A corrida eleitoral para o governo do Estado de Mato Grosso em 2026 segue cada vez mais movimentada, com novos bastidores surgindo a todo instante e alimentando as especulações sobre os possíveis nomes que irão disputar o Palácio Paiaguás. Entre os pré-candidatos já postos estão o vice-governador Otaviano Piveta, do Republicanos, o senador Wellington Fagundes, do PL, e o ex-governador Jayme Campos, atualmente no União Progressista. Mas nas últimas semanas, ganhou força novamente um antigo rumor: empresários e lideranças políticas estariam tentando estimular o ex-governador e ex-ministro Blairo Maggi a retornar à política e disputar as eleições estaduais.

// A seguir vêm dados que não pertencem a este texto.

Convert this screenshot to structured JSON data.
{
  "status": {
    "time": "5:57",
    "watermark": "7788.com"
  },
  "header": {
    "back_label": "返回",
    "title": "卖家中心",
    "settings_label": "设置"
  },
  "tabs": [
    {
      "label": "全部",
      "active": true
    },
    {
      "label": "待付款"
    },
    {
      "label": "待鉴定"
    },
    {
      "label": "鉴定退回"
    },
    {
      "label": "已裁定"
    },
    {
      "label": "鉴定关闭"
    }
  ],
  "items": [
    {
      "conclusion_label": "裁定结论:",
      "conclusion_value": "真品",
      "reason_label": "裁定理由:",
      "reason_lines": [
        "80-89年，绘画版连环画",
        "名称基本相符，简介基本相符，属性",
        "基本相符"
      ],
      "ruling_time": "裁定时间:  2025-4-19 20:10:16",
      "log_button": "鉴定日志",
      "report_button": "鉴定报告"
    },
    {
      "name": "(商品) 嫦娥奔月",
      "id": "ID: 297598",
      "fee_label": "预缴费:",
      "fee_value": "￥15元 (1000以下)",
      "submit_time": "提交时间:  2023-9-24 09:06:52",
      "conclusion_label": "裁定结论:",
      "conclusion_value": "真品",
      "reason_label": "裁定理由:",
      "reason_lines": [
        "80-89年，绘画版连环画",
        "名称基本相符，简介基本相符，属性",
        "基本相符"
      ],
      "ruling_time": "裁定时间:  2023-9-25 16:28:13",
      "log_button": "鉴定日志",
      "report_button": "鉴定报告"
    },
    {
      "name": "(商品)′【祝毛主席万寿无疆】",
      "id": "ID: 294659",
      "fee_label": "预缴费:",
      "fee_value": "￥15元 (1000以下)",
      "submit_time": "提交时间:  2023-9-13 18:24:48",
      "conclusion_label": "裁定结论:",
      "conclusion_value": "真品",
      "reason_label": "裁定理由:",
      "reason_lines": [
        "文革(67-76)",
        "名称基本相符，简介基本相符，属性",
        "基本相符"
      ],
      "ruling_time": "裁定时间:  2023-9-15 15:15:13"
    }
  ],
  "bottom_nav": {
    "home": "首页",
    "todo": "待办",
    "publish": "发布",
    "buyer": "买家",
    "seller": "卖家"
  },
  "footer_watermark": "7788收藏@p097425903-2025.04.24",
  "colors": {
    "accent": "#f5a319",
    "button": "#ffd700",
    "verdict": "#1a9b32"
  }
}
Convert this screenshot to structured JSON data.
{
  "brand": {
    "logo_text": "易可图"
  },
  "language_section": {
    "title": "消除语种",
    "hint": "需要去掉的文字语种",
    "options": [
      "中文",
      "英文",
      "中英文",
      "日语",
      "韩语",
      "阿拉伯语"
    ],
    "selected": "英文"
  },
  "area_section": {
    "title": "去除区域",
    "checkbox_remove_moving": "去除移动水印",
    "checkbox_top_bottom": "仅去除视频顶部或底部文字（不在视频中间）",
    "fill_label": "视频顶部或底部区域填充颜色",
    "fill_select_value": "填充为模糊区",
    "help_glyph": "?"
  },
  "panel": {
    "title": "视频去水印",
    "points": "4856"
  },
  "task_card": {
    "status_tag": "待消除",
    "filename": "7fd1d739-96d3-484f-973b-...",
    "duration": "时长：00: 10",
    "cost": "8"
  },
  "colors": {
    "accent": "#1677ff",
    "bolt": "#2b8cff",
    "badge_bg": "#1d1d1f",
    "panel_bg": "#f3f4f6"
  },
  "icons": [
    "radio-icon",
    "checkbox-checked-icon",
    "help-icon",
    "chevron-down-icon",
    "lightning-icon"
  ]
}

A especulação sobre a possível candidatura de Maggi não é nova. Há alguns meses, veículos de imprensa já haviam noticiado a movimentação de empresários que, em encontros com lideranças políticas, ventilavam a possibilidade de “reviver” o nome do ex-ministro como candidato capaz de unificar parte do agronegócio e setores da economia mato-grossense. À época, Maggi negou com veemência qualquer intenção de voltar ao cenário eleitoral. Mesmo assim, nesta semana o assunto voltou à tona após novas publicações em portais locais de notícia, reforçando que empresários e políticos continuam a pressionar pela candidatura.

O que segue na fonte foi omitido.